The steady fall in Bond yields is sending out a signal that all is not well in the world. The tail end of last week may have seen some excellent earnings from FANG stocks. Facebook, Apple, Amazon, and the Alphabet all exceed market expectations and that started afresh equity rally early Friday. However, the fall in Bond yields is sending out a warning signal saying, ‘Warning there may be trouble ahead!’. Remember that bond traders tend to take a more long-term macro view. So, when equities are rising but bond yields are falling that is a signal something is wrong. One market is out of step with the other.

History repeating itself?

At the start of the year, one of the big questions was which market is correct?

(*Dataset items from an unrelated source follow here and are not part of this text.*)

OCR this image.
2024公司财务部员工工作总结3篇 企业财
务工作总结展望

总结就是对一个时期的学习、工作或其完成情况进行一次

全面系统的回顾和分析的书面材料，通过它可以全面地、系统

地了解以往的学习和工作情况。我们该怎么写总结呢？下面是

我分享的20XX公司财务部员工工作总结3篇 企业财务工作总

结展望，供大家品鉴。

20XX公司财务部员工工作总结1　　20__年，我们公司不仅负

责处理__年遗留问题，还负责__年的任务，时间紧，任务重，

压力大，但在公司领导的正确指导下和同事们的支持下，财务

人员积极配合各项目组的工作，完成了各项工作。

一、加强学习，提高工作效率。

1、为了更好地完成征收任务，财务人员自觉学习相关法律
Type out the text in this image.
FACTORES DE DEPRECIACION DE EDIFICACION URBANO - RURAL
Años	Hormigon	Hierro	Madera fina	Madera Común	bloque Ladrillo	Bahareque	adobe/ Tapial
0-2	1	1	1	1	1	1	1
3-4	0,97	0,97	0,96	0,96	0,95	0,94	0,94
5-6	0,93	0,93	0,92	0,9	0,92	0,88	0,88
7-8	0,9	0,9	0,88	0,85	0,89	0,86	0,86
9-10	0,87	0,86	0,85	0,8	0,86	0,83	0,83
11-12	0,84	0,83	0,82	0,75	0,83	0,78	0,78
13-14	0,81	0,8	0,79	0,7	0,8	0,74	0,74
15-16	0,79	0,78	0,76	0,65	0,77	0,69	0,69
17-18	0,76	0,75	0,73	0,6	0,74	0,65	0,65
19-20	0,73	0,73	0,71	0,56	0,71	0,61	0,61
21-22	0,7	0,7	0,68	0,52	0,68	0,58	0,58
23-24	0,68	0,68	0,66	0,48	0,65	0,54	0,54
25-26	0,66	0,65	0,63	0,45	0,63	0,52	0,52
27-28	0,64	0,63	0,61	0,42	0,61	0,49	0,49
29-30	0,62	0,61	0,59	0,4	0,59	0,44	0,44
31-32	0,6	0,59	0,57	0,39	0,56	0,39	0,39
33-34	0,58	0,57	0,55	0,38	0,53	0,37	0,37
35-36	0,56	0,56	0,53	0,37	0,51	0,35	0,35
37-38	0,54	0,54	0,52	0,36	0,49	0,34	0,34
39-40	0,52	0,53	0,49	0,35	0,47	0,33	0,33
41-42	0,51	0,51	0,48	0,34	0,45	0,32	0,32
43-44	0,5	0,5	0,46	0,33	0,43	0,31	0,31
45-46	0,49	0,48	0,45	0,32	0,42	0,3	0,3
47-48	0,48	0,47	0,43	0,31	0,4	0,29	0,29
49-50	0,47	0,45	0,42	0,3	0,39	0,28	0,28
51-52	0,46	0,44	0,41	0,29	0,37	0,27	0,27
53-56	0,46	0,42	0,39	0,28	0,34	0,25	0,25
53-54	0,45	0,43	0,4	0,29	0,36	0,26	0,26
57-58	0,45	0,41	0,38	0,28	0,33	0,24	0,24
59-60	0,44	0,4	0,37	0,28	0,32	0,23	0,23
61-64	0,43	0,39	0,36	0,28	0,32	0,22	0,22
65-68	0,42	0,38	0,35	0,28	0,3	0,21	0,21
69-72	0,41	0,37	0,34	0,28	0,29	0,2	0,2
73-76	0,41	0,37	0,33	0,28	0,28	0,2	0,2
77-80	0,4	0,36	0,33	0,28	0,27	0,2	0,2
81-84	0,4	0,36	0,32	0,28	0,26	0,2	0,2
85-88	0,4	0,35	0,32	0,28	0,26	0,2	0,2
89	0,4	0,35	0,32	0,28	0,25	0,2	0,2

Is the pessimism over falling bond yields correct or is it the optimism from rising equities? The answer was, ‘the falling bond yield market’. The general rule of thumb is to go with the bond yield market. This is because bond traders tend to have more of a longer-term global macro view. Now, of course, this doesn’t mean that a funny divergence can last for weeks and months. However, at the very least it is a warning sign. That warning sign is showing again on the chart below.

Yields are dropping

The 10Y Gilt yield (UK bond) hit a record low last week. The 10Y Bund (German bond) closed at its lowest level since mid-May on Thursday last week, while the 10 y UST (US bond) was down towards its lowest ever close last week too.

Why are they dropping?

It’s all to do with the second wave of COVID-19 being seen ahead. So, yes the equity market has been rallying on the central bank support. However, the bond market is saying that the next stage of the global economy is fraught with dangers and a ‘V’ shaped recovery is more of a vague hope than a present reality.